Do We Deserve Our Buildings?

An aspect of globalism is the uniformity of our cities. They tend to be identical across the globe with skyscrapers the predominate feature. They’re getting taller all the time, but there’s nothing much to look at on the way up. Beauty of designs is conspicuously absent in these serviceable structures of glass and steel. It’s said that taste and even character are shaped by the buildings in which we work and live. So how do we fare in today’s sameness? Very badly, writes Henry Hope Reed in “The Golden City” a book that was published in 1959 and is getting renewed interest today.

He writes: “Where once the street was crowded with sculptural detail, we are offered a wasteland. Where once towers graced the skyline, slabs now obstruct it.” The reason is that  we’ve abandoned the classical ideal of architecture for a modernism without form or feeling. We have liberated ourselves from what makes architecture worthwhile.

Thomas Jefferson, he writes, set the style. Just as he drew on the Roman past for elements of the new politics of America, so he sought out “Roman taste, genius and magnificence” in architecture. He noted: “There is at Nimes in the south of France a building called  the Maison Carree that has pleased universally for near 2000 years.“ It was to be a model for the Virginia capitol and other estimable works over the years. Just as the past proved essential for the new nation’s politics, so did its architecture.

In his book, Reed contrasts many past buildings with those of the present to show how Jefferson’s advice was ignored in slavery to the new.  It’s almost as if beauty is to be ignored for functionality at all costs. Typical is a picture of the great hall of the Cunard building in New York City designed by Benjamin Wistar Morris in 1921, juxtaposed with a view of the main lobby of the secretariat building of the United Nations designed in the late 1940’s by an international board of architects. Intimacy in the one, anonymity in the other. You want to linger in the one as long as you can, leave the other as soon as possible. And international peace has not been assured.

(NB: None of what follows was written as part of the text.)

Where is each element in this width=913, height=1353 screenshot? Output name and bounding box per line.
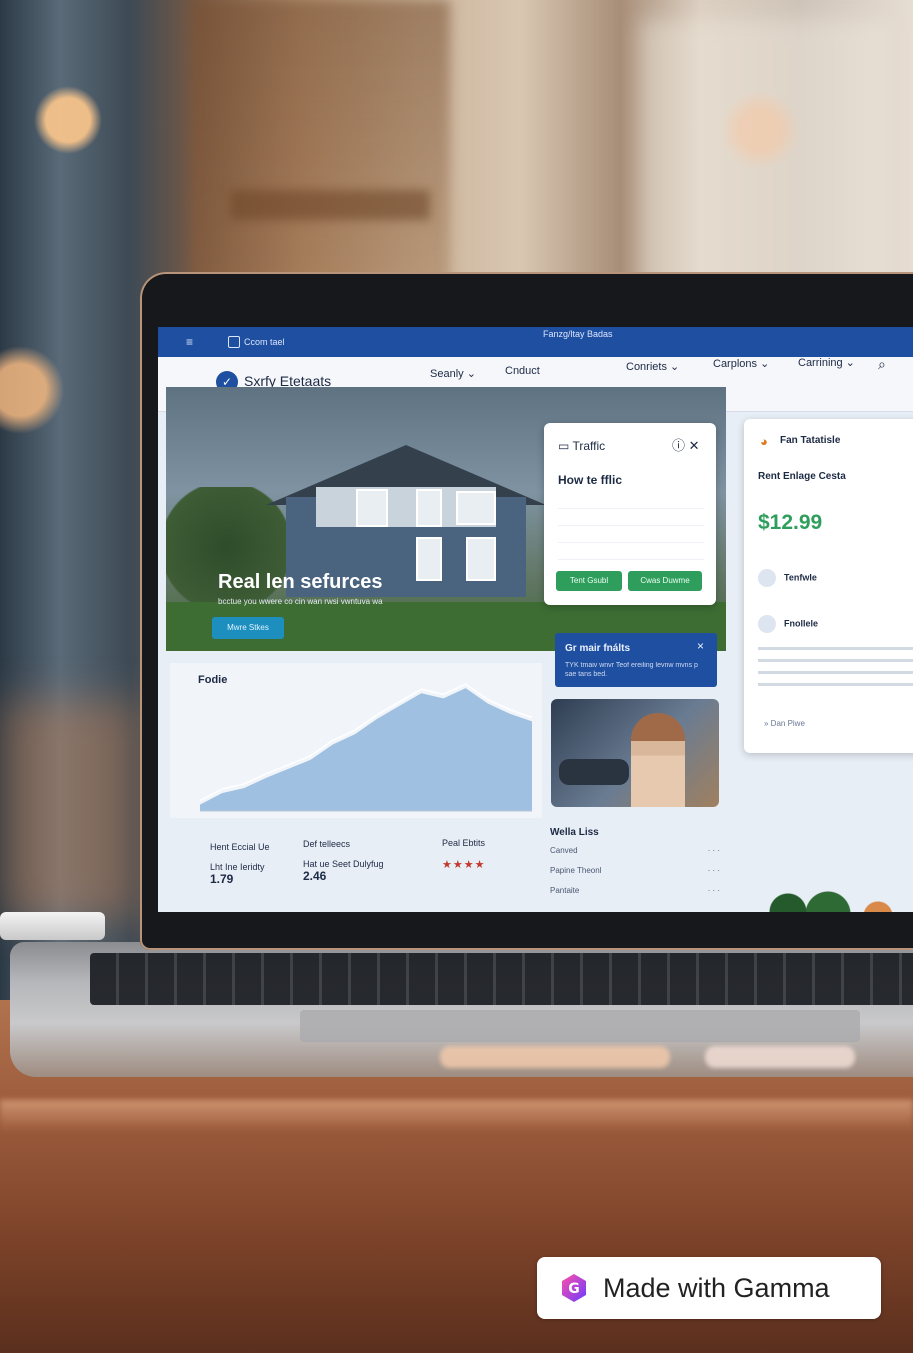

There are some signs of remedy. The original, much admired Penn Station in New York City was torn down in 1964, a victim to the rage of newness, leading to what the New York Post calls “a subterranean horror show” of congestion. Typically, the city wants to replace it with eight new office skyscrapers at a time of record office vacancies. Instead, architects devoted to New York have offered a plan that would revive the spirit of the vanished station in keeping with the needs of today. The new station would once again be above ground and open to the sunlight through three class vaulted ceilings. An adjoining green park would make it easier to wait for trains. Aside from vastly improving transportation, a reborn Penn could give a lift to a city too often laboring under bad news.